By the time we found parking and the bar we were looking for, we all had to use the facilities. Of course, it was a male gay bar, and the only bathroom was for men. As it was early in the evening, it actually wasn't too bad. It was funny because all four of us went into the handicapped stall. I think we were all a little nervous, to be perfectly honest, although about what, I'm not sure. Probably just for breaking the American taboo on using the men's bathroom, something I've done many times.
Anyway, we danced a lot. There was a massive golden statue over one of the bars of a nude male reclining, with such impressive muscles, he wouldn't be able to walk if he truly existed.
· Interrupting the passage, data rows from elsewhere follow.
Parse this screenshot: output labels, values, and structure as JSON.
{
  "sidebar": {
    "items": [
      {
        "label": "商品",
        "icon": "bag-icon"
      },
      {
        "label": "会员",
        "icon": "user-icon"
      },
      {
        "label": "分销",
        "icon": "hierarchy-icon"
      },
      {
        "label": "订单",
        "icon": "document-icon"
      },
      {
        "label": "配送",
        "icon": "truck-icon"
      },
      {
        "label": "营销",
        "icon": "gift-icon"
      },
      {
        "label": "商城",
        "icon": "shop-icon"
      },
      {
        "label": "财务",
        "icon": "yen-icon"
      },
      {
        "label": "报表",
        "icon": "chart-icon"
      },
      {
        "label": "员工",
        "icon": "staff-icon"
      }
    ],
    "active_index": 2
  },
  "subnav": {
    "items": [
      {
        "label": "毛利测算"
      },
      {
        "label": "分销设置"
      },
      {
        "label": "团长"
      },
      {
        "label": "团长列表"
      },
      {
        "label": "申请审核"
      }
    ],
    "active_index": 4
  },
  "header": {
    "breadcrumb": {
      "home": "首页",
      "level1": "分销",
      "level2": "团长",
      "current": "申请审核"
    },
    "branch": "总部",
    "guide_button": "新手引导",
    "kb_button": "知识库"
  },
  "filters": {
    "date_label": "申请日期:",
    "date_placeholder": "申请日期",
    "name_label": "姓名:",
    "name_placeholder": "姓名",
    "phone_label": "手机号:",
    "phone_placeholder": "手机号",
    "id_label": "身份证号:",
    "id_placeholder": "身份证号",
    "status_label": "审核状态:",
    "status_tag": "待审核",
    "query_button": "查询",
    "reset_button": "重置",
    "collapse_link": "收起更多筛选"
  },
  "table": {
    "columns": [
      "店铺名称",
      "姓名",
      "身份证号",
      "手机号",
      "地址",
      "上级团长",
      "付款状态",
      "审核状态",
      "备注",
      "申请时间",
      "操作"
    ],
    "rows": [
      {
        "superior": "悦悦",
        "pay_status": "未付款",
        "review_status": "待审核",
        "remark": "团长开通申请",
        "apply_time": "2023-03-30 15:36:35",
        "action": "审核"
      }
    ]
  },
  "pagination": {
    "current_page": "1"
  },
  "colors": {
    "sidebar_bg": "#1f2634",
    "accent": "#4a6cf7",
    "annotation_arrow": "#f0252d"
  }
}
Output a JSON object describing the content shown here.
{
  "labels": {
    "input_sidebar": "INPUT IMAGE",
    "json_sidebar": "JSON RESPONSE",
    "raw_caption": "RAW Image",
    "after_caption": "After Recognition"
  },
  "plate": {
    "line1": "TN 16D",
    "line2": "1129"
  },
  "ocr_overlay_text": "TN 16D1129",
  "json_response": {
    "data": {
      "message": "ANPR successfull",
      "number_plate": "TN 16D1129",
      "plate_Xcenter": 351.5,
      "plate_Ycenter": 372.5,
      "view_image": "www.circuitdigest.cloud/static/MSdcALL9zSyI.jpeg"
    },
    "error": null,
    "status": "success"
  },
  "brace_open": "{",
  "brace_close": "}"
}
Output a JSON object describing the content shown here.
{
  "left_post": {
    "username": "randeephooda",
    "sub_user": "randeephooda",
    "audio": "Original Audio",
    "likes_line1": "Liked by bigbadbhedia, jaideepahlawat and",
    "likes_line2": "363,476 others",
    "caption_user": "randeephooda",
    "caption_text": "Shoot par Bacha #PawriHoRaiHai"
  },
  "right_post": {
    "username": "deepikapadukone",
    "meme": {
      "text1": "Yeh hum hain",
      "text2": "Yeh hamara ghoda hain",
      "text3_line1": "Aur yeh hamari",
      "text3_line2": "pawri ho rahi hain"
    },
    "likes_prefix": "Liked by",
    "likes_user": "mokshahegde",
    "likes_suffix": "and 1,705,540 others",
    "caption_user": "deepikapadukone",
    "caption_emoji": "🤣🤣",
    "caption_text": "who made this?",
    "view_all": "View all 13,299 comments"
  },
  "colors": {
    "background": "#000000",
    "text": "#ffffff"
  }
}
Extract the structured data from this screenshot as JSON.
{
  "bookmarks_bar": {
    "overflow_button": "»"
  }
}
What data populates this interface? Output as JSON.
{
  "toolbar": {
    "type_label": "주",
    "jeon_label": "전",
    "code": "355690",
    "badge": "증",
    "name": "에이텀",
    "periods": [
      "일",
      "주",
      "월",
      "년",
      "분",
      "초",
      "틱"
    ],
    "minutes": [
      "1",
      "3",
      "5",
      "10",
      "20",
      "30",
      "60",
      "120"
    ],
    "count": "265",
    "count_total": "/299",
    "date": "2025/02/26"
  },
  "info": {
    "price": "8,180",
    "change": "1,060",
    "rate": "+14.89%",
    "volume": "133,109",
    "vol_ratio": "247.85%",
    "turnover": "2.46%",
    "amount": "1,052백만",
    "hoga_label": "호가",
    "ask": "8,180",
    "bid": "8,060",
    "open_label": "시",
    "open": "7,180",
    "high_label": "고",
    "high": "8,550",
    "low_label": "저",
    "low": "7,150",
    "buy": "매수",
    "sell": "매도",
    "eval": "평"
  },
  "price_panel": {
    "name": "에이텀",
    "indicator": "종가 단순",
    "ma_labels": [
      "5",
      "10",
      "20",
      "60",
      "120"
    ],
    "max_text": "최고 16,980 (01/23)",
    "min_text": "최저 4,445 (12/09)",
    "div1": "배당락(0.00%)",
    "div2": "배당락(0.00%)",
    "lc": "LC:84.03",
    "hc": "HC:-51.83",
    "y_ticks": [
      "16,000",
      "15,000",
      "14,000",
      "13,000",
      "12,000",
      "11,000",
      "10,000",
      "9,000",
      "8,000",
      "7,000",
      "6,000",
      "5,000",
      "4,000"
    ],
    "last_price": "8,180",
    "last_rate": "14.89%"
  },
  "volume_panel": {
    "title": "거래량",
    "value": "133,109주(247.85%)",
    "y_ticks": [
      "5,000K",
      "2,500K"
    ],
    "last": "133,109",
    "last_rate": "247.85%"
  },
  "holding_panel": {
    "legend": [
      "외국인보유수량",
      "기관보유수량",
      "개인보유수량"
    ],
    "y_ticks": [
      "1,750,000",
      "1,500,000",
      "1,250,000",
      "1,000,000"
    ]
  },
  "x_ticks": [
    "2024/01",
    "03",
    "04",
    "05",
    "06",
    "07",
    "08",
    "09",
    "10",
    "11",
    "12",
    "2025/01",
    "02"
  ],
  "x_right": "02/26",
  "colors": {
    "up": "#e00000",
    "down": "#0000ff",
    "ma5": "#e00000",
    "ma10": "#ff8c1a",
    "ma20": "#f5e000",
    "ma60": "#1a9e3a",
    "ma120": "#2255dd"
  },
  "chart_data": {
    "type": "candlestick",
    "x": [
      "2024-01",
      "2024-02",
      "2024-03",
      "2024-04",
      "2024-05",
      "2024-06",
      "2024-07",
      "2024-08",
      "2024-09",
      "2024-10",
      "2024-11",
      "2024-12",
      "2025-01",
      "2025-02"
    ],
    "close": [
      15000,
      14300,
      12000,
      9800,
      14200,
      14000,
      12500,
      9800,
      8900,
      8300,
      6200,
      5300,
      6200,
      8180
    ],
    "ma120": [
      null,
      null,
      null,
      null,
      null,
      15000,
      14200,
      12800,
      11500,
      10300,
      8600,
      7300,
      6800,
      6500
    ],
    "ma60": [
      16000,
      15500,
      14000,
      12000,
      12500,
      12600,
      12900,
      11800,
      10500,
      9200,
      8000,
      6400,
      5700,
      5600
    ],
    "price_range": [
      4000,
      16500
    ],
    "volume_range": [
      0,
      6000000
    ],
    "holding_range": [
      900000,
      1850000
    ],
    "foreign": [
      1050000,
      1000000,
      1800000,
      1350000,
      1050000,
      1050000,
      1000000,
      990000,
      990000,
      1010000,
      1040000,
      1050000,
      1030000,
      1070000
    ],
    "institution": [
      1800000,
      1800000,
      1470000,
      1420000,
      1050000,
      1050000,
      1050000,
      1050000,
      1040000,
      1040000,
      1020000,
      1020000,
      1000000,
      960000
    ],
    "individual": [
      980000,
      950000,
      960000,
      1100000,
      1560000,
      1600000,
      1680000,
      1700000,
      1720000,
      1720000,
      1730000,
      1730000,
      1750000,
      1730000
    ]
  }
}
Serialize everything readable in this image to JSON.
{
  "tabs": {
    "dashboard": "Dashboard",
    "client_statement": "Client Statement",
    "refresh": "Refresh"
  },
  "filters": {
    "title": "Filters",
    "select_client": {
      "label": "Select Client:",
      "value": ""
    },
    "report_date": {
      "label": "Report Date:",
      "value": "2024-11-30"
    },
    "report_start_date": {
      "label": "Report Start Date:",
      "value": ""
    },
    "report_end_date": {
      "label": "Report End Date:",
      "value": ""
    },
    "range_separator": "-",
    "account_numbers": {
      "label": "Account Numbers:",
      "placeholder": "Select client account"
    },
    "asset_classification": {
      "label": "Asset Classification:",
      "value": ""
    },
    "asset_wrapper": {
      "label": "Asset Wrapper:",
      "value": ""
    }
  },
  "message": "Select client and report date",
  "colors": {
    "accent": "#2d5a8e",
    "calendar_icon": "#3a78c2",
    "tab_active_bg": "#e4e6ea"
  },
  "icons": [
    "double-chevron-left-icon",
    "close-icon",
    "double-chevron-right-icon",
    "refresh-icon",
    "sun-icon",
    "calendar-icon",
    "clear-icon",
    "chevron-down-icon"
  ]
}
A drag queen came out and did a hilarious show, she was such a bitch, her outfit was very over the top. She roped in one of the co-workers and that was funny too.
My epiphany came to me that night as I people watched while I danced, which is always a fun thing. I always feel that I can't dance, that I'm clumsy and awkward when I can't get into the music (true in this case), so I turn to people watching and just shuffle around a bit. I'm disheartened by another bit of knowledge about myself that is true, something I don't like, and something that I can't change.
*There's a "friend" IRL who reads my daylogs so I can't yet disclose what it was. But I will, later.